The president ended that gathering with a testy lament,
seemingly irritated by his inability to move past old disputes.
“Sometimes those controversies date back to before I was born,”
Mr. Obama said in his closing news conference, adding that it felt at times as
if “we’re caught in a time warp, going back to the 1950s, and gunboat
diplomacy, and ‘Yanquis’ and the Cold War, and this and that and the other.”
This time, Mr. Obama cast himself as the agent of change instead
of the victim of inertia.
“As you work for change, the United States will stand up
alongside you every step of the way,” he told Latin American leaders and civil
society representatives at a forum on Friday. “The days in which our agenda in
this hemisphere so often presumed that the United States could meddle with
impunity — those days are past.”
The meeting was not without tension or reminders of the old
animosities Mr.

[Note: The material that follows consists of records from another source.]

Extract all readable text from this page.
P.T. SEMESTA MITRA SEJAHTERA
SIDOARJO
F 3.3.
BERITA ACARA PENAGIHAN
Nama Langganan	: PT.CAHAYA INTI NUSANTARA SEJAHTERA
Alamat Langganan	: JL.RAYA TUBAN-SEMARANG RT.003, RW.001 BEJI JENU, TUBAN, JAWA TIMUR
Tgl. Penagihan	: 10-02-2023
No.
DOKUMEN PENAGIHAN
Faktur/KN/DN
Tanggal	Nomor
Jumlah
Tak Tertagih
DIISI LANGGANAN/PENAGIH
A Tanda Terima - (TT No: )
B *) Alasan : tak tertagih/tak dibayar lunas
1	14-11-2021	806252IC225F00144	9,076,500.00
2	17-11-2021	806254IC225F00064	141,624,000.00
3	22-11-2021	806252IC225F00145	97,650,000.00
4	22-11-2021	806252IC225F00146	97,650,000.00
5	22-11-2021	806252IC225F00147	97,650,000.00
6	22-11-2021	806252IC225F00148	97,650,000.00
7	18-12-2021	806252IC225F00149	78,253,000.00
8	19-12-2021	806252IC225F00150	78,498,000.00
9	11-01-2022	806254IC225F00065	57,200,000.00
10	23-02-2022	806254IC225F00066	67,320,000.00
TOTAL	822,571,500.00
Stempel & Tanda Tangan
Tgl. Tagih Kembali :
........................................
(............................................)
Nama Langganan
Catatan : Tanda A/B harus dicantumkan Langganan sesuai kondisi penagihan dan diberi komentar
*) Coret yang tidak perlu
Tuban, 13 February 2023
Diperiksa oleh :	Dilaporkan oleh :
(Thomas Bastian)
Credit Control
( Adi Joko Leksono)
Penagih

Obama is seeking to defuse. It was marred by several clashes in
the streets between Cuban dissidents and government representatives, one of
whom accused the demonstrators of being paid by foreign governments, including
the United States.
But longtime observers of the region said Mr. Obama’s move had
robbed hemispheric neighbors of an oft-repeated knock against this American
president and his predecessors.
“It opens the door for the U.S. government by removing this
argument that has been a pretext and an issue that has been invoked, not only
by Cuba but other countries in the region, as a distraction,” said José Miguel
Vivanco, the director of the Latin America program at Human Rights Watch, who
attended a round-table discussion of civil society leaders with Mr. Obama on
Friday.
“The focus has been for so many years on the U.S. policy toward
Cuba, not on the record of Cuba,” he added. “This puts the U.S. government and
the Obama administration in a very different position with much more
credibility when it comes to talking about democracy and human rights.”
Latin America’s often wary eye on the United States goes back
even to what historians consider a precursor to today’s regional summit
meetings, a congress the South American independence hero Simón Bolivar called
in Panama in 1826 among a handful of newly
independent countries.
They were suspicious of the United States then and of whether,
after throwing off the influence of Spain, the new nations would have to
contend with a new dominant power.
Periodic American intervention, coup orchestrations and outright
invasions followed and heightened the region’s sensitivity to sovereignty,
which continues to this day and often trumps all other concerns.
In recent decades democracy has taken root. Anti-Americanism
often plays well to domestic politics. And although the United States remains a
major if not the top trading partner to most of the region, the economies of
Latin American nations have diversified to be less reliant on aid.
“Latin
Americans are in stronger positions, as the result of more stable democratic
governments and more sustainable macroeconomic policies and a surer sense of
their national interests, which do not always coincide with those of the U.S.,”
said Richard Feinberg, an international political economist at the University
of California, San Diego, who is attending the summit meeting.